Researchers at the CERN have produced a miniature format of the primordial soup that made up the universe shortly after it was born. 

Soon after the Big Bang, the universe was filled with hot and dense soup composed of all kinds of particles that move at near light speed. The mixture is dominantly composed of quarks, a fundamental constituent of matter, and gluons, which carry the strong force that binds quarks together.

A few billionth of a second after the Big Bang, however, quarks and gluons were bound weakly and were free to move on their own in what's called as a state of quark-gluon plasma.

Researchers used the world's largest particle accelerator, the Large Hadron Collider (LHC) to collide atoms with extremely high energy to reproduce this primordial soup, following their recent move to replicate the first moments of the universe with the upgraded LHC. CERN explained that powerful accelerators collided massive ions such as nuclei of gold and lead to recreate the conditions of the very early universe.

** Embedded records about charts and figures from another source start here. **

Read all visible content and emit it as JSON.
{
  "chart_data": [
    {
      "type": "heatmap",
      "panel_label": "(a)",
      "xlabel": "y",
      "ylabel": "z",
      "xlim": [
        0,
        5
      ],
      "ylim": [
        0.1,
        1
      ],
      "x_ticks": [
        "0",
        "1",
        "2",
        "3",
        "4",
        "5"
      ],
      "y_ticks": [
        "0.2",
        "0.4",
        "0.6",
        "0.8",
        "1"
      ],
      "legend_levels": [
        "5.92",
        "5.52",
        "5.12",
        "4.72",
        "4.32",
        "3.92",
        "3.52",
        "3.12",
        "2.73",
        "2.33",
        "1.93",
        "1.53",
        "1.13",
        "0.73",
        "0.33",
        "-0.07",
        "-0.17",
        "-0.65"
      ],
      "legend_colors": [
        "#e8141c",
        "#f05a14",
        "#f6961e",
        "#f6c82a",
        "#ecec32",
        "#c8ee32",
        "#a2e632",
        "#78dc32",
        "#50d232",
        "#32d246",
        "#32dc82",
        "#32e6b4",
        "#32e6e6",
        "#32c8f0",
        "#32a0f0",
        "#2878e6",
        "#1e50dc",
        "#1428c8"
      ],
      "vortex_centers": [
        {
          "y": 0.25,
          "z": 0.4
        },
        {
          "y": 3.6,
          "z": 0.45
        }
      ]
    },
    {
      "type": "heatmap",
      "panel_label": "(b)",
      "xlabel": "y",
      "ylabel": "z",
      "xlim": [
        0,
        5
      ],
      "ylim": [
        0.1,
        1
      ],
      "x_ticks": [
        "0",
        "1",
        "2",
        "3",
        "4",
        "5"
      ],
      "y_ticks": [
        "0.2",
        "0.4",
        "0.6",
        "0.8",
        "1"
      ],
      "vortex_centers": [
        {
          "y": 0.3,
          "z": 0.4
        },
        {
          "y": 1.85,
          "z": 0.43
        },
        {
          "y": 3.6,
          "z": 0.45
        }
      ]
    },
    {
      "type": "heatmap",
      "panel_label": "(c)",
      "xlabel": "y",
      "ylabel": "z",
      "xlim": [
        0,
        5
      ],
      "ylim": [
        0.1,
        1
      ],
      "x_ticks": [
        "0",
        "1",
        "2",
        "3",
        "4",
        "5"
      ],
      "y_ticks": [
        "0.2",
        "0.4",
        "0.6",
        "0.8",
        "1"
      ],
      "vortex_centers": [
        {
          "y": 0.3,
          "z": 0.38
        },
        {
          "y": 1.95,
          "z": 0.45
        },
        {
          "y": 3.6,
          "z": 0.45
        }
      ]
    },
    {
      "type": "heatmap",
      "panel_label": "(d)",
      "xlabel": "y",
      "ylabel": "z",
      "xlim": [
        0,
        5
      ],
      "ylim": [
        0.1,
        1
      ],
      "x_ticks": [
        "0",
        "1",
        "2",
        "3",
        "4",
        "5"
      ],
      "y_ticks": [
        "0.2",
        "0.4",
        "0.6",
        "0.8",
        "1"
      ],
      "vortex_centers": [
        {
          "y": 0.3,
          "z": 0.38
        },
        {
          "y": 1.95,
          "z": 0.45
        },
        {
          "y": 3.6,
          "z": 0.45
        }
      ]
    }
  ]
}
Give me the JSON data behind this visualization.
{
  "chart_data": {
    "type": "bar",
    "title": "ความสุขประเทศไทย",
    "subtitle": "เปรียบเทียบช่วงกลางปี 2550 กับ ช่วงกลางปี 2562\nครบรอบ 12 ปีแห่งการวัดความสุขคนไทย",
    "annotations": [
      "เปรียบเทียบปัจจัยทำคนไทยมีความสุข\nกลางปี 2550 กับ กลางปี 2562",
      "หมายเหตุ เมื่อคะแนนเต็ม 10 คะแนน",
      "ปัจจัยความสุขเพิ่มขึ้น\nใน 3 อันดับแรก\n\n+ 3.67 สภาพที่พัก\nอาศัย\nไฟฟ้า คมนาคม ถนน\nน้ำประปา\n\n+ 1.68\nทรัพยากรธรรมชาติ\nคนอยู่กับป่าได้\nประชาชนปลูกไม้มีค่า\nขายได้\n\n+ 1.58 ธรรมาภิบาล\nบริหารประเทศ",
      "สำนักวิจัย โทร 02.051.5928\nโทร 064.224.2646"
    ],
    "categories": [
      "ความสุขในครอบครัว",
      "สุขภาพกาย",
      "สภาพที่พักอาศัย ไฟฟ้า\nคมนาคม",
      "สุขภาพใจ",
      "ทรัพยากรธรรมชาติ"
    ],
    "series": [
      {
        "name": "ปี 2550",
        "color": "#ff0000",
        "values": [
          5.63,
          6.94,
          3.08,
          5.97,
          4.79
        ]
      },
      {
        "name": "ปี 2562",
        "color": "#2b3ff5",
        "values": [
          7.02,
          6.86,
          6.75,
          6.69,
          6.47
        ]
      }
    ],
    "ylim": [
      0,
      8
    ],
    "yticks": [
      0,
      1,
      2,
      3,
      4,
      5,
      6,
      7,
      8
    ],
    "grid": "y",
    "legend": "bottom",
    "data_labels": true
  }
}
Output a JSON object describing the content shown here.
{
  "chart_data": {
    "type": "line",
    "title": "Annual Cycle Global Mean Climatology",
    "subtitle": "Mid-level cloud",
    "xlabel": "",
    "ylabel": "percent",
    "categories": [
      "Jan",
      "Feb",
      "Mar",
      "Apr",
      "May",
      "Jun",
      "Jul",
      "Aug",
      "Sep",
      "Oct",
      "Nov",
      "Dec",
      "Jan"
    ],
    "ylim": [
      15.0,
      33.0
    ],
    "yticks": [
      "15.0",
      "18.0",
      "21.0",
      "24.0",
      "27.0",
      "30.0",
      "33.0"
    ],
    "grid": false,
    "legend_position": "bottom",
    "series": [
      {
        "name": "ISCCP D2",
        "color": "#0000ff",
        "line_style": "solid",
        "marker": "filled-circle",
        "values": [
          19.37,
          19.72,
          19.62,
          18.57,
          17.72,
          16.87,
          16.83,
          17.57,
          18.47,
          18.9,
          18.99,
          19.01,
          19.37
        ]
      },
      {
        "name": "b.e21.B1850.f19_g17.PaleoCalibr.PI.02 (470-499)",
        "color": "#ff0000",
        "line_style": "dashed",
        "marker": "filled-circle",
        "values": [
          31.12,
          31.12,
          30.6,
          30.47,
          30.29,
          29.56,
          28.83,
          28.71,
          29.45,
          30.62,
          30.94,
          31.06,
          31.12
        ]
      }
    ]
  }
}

"In these heavy-ion collisions the hundreds of protons and neutrons in two such nuclei smash into one another at energies of upwards of a few trillion electronvolts each," CERN explains. "This forms a miniscule fireball in which everything 'melts' into a quark-gluon plasma."

You Zhou, from the Niels Bohr Institute at the University of Copenhagen, and colleagues measured how the plasma flows and fluctuates after its formation. The measurements analyzed the correlation between many particles and allowed researchers to determine the viscosity of the fluid with great accuracy.

By focusing on the collective properties of the quark-gluon plasma, the researchers found that its behavior is more comparable to that of a liquid than gas albeit it is not made up of molecules of water but of fundamental particles of quarks and gluons.

"The analyses of the collisions make it possible, for the first time, to measure the precise characteristics of a quark-gluon plasma at the highest energy ever and to determine how it flows," Zhou says.

Jens Jørgen Gaardhøje, also from the Niels Bohr Institute, said that it is remarkable they were able to get a detailed measurement on a drop of the early universe. He added that the results are consistent with the physical laws of hydrodynamics.